Wishcasting Wednesday: Health & Wellness
Each Wednesday, I participate in a gathering of women who believe in making wishes and taking steps to achieve their desires. This week Jamie asks, What do you wish for your health & wellness?
I’ve set many goals and some I feel were such a stretch that I cannot possible make it to the goal. I want to believe. But I have fears that I cannot physically get there with my body, health, and my “diagnosis.”
I start to feel strong and then another setback comes in, and another. And the hurdles seem taller and taller.

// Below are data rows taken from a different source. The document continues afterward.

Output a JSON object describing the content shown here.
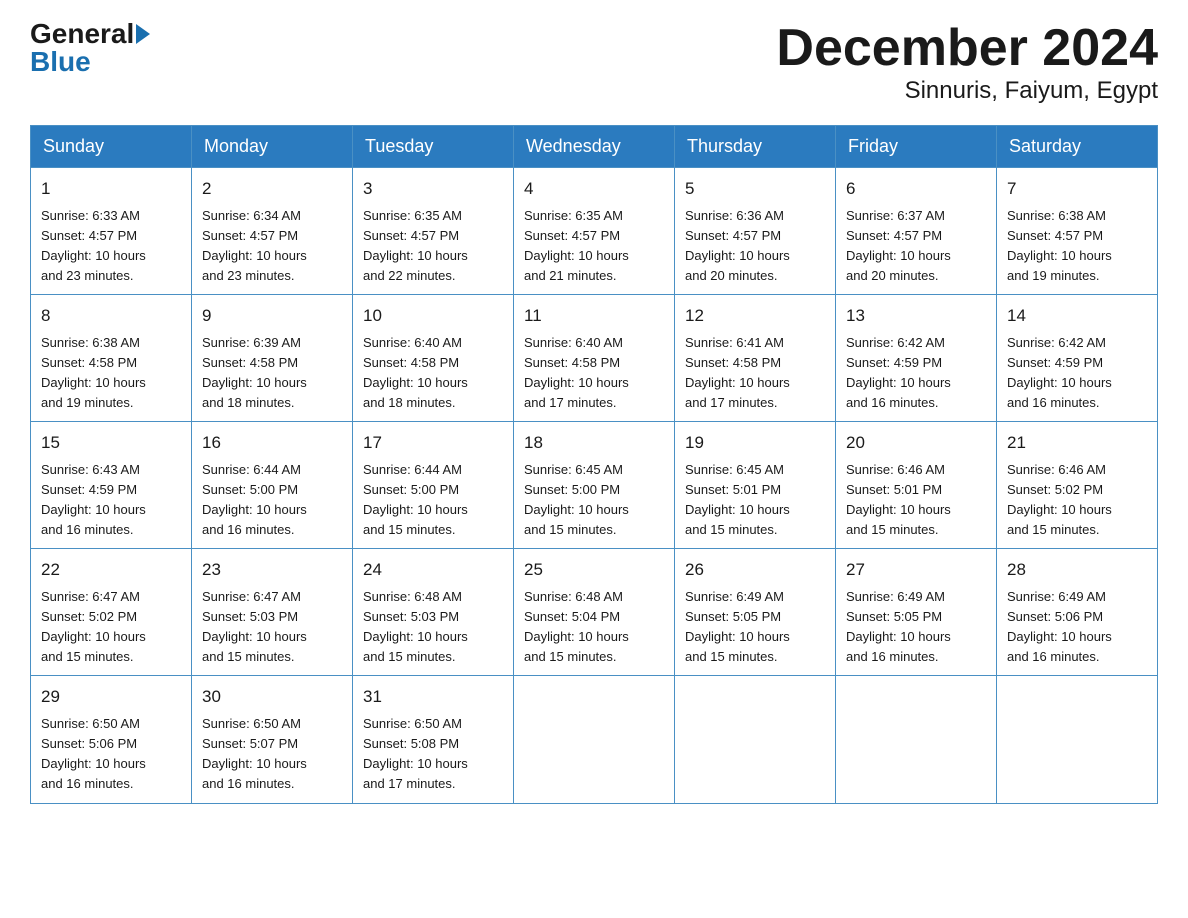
{
  "header": {
    "logo_general": "General",
    "logo_blue": "Blue",
    "title": "December 2024",
    "subtitle": "Sinnuris, Faiyum, Egypt"
  },
  "days_of_week": [
    "Sunday",
    "Monday",
    "Tuesday",
    "Wednesday",
    "Thursday",
    "Friday",
    "Saturday"
  ],
  "weeks": [
    [
      {
        "day": "1",
        "sunrise": "6:33 AM",
        "sunset": "4:57 PM",
        "daylight": "10 hours and 23 minutes."
      },
      {
        "day": "2",
        "sunrise": "6:34 AM",
        "sunset": "4:57 PM",
        "daylight": "10 hours and 23 minutes."
      },
      {
        "day": "3",
        "sunrise": "6:35 AM",
        "sunset": "4:57 PM",
        "daylight": "10 hours and 22 minutes."
      },
      {
        "day": "4",
        "sunrise": "6:35 AM",
        "sunset": "4:57 PM",
        "daylight": "10 hours and 21 minutes."
      },
      {
        "day": "5",
        "sunrise": "6:36 AM",
        "sunset": "4:57 PM",
        "daylight": "10 hours and 20 minutes."
      },
      {
        "day": "6",
        "sunrise": "6:37 AM",
        "sunset": "4:57 PM",
        "daylight": "10 hours and 20 minutes."
      },
      {
        "day": "7",
        "sunrise": "6:38 AM",
        "sunset": "4:57 PM",
        "daylight": "10 hours and 19 minutes."
      }
    ],
    [
      {
        "day": "8",
        "sunrise": "6:38 AM",
        "sunset": "4:58 PM",
        "daylight": "10 hours and 19 minutes."
      },
      {
        "day": "9",
        "sunrise": "6:39 AM",
        "sunset": "4:58 PM",
        "daylight": "10 hours and 18 minutes."
      },
      {
        "day": "10",
        "sunrise": "6:40 AM",
        "sunset": "4:58 PM",
        "daylight": "10 hours and 18 minutes."
      },
      {
        "day": "11",
        "sunrise": "6:40 AM",
        "sunset": "4:58 PM",
        "daylight": "10 hours and 17 minutes."
      },
      {
        "day": "12",
        "sunrise": "6:41 AM",
        "sunset": "4:58 PM",
        "daylight": "10 hours and 17 minutes."
      },
      {
        "day": "13",
        "sunrise": "6:42 AM",
        "sunset": "4:59 PM",
        "daylight": "10 hours and 16 minutes."
      },
      {
        "day": "14",
        "sunrise": "6:42 AM",
        "sunset": "4:59 PM",
        "daylight": "10 hours and 16 minutes."
      }
    ],
    [
      {
        "day": "15",
        "sunrise": "6:43 AM",
        "sunset": "4:59 PM",
        "daylight": "10 hours and 16 minutes."
      },
      {
        "day": "16",
        "sunrise": "6:44 AM",
        "sunset": "5:00 PM",
        "daylight": "10 hours and 16 minutes."
      },
      {
        "day": "17",
        "sunrise": "6:44 AM",
        "sunset": "5:00 PM",
        "daylight": "10 hours and 15 minutes."
      },
      {
        "day": "18",
        "sunrise": "6:45 AM",
        "sunset": "5:00 PM",
        "daylight": "10 hours and 15 minutes."
      },
      {
        "day": "19",
        "sunrise": "6:45 AM",
        "sunset": "5:01 PM",
        "daylight": "10 hours and 15 minutes."
      },
      {
        "day": "20",
        "sunrise": "6:46 AM",
        "sunset": "5:01 PM",
        "daylight": "10 hours and 15 minutes."
      },
      {
        "day": "21",
        "sunrise": "6:46 AM",
        "sunset": "5:02 PM",
        "daylight": "10 hours and 15 minutes."
      }
    ],
    [
      {
        "day": "22",
        "sunrise": "6:47 AM",
        "sunset": "5:02 PM",
        "daylight": "10 hours and 15 minutes."
      },
      {
        "day": "23",
        "sunrise": "6:47 AM",
        "sunset": "5:03 PM",
        "daylight": "10 hours and 15 minutes."
      },
      {
        "day": "24",
        "sunrise": "6:48 AM",
        "sunset": "5:03 PM",
        "daylight": "10 hours and 15 minutes."
      },
      {
        "day": "25",
        "sunrise": "6:48 AM",
        "sunset": "5:04 PM",
        "daylight": "10 hours and 15 minutes."
      },
      {
        "day": "26",
        "sunrise": "6:49 AM",
        "sunset": "5:05 PM",
        "daylight": "10 hours and 15 minutes."
      },
      {
        "day": "27",
        "sunrise": "6:49 AM",
        "sunset": "5:05 PM",
        "daylight": "10 hours and 16 minutes."
      },
      {
        "day": "28",
        "sunrise": "6:49 AM",
        "sunset": "5:06 PM",
        "daylight": "10 hours and 16 minutes."
      }
    ],
    [
      {
        "day": "29",
        "sunrise": "6:50 AM",
        "sunset": "5:06 PM",
        "daylight": "10 hours and 16 minutes."
      },
      {
        "day": "30",
        "sunrise": "6:50 AM",
        "sunset": "5:07 PM",
        "daylight": "10 hours and 16 minutes."
      },
      {
        "day": "31",
        "sunrise": "6:50 AM",
        "sunset": "5:08 PM",
        "daylight": "10 hours and 17 minutes."
      },
      null,
      null,
      null,
      null
    ]
  ],
  "labels": {
    "sunrise": "Sunrise:",
    "sunset": "Sunset:",
    "daylight": "Daylight:"
  }
}
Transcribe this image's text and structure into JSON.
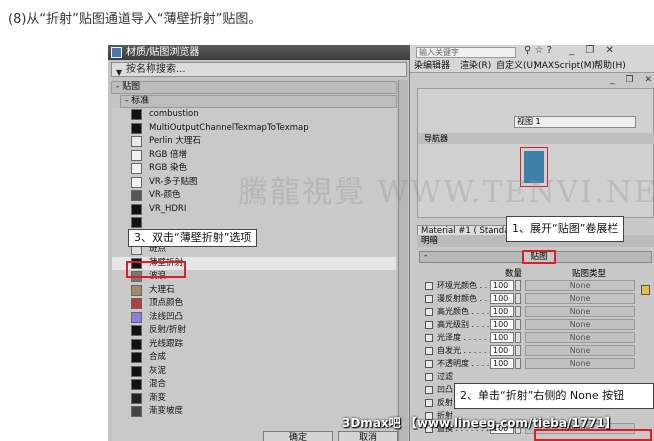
{
  "caption": "(8)从“折射”贴图通道导入“薄壁折射”贴图。",
  "browser": {
    "title": "材质/贴图浏览器",
    "search_placeholder": "按名称搜索...",
    "section_maps": "- 贴图",
    "section_standard": "- 标准",
    "items": [
      {
        "label": "combustion",
        "swatch": "#111111"
      },
      {
        "label": "MultiOutputChannelTexmapToTexmap",
        "swatch": "#111111"
      },
      {
        "label": "Perlin 大理石",
        "swatch": "#e8e8e8"
      },
      {
        "label": "RGB 倍增",
        "swatch": "#f2f2f2"
      },
      {
        "label": "RGB 染色",
        "swatch": "#f2f2f2"
      },
      {
        "label": "VR-多子贴图",
        "swatch": "#f2f2f2"
      },
      {
        "label": "VR-颜色",
        "swatch": "#555555"
      },
      {
        "label": "VR_HDRI",
        "swatch": "#111111"
      },
      {
        "label": "",
        "swatch": "#111111"
      },
      {
        "label": "",
        "swatch": "#111111"
      },
      {
        "label": "斑点",
        "swatch": "#dddddd"
      },
      {
        "label": "薄壁折射",
        "swatch": "#111111"
      },
      {
        "label": "波浪",
        "swatch": "#777777"
      },
      {
        "label": "大理石",
        "swatch": "#a08a6a"
      },
      {
        "label": "顶点颜色",
        "swatch": "#b04040"
      },
      {
        "label": "法线凹凸",
        "swatch": "#8a7fe0"
      },
      {
        "label": "反射/折射",
        "swatch": "#111111"
      },
      {
        "label": "光线跟踪",
        "swatch": "#111111"
      },
      {
        "label": "合成",
        "swatch": "#111111"
      },
      {
        "label": "灰泥",
        "swatch": "#111111"
      },
      {
        "label": "混合",
        "swatch": "#111111"
      },
      {
        "label": "渐变",
        "swatch": "#222222"
      },
      {
        "label": "渐变坡度",
        "swatch": "#444444"
      }
    ],
    "ok_label": "确定",
    "cancel_label": "取消"
  },
  "max": {
    "search_placeholder": "输入关键字",
    "menus": [
      "染编辑器",
      "渲染(R)",
      "自定义(U)",
      "MAXScript(M)",
      "帮助(H)"
    ],
    "view_label": "视图 1",
    "navigator": "导航器",
    "material_tab": "Material #1 ( Standa",
    "shader_label": "明暗",
    "rollout_title": "贴图",
    "col_amount": "数量",
    "col_maptype": "贴图类型",
    "rows": [
      {
        "label": "环境光颜色 . . . .",
        "amount": "100",
        "map": "None"
      },
      {
        "label": "漫反射颜色 . . . .",
        "amount": "100",
        "map": "None"
      },
      {
        "label": "高光颜色 . . . . .",
        "amount": "100",
        "map": "None"
      },
      {
        "label": "高光级别 . . . . .",
        "amount": "100",
        "map": "None"
      },
      {
        "label": "光泽度 . . . . . .",
        "amount": "100",
        "map": "None"
      },
      {
        "label": "自发光 . . . . . .",
        "amount": "100",
        "map": "None"
      },
      {
        "label": "不透明度 . . . . .",
        "amount": "100",
        "map": "None"
      },
      {
        "label": "过滤",
        "amount": "",
        "map": ""
      },
      {
        "label": "凹凸",
        "amount": "",
        "map": ""
      },
      {
        "label": "反射",
        "amount": "",
        "map": ""
      },
      {
        "label": "折射",
        "amount": "",
        "map": ""
      },
      {
        "label": "置换 . . . . . . .",
        "amount": "100",
        "map": "None"
      }
    ]
  },
  "callouts": {
    "c1": "1、展开“贴图”卷展栏",
    "c2": "2、单击“折射”右侧的 None 按钮",
    "c3": "3、双击“薄壁折射”选项"
  },
  "watermark": "騰龍視覺 WWW.TENVI.NET",
  "footer_mark": "3Dmax吧 【www.lineeg.com/tieba/1771】",
  "colors": {
    "highlight": "#d8202a",
    "swatch_blue": "#3f7fa8"
  }
}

Within the space of 5-days I was glutened twice (Celiac). I missed a week of exercise and a week of physical therapy. The arthritis in the ball of my right foot screams at me as I change my footfalls to a forefoot landing (heel striker). My knee and hip feel strong running 1 mile.
My goal is to run 13.1 miles on Grand Island. I need to register for the event. I need to do so, now.
I worry what people think. I worry what I think. I worry that I may be throwing my entry fee and an extra ferry pass out the window. (want Mike to come with me)
I try to bolster my faith and my self-esteem by saying the woman in the picture who is smiling ran a 10K (1 day prior) on a tough and highly technical trail. That the woman was once afraid of heights and is in a lighthouse, outside, high-up, leaning on the railing with wind blowing. That woman ran a race with a taped-knee and then hiked waterfalls going down stairs backwards (knee pain after race) because she is determined to enjoy life.
Today, (6-months after the photo was taken) I look in the mirror and I am fearful.
I want courage. I need stamina. I need to eat clean. Drop 10-20 pounds. I need to take my recovery seriously. I need to run that race. I will run that race. I will run that race. I will run that race.
My wish is that I continue to grow strong in body, mind and spirit so I can reach for my dreams and goals.

















As I run thru the forest I comment that I am not my injury anymore, and I explain to Olivia who is running with me what meaning I put behind those words.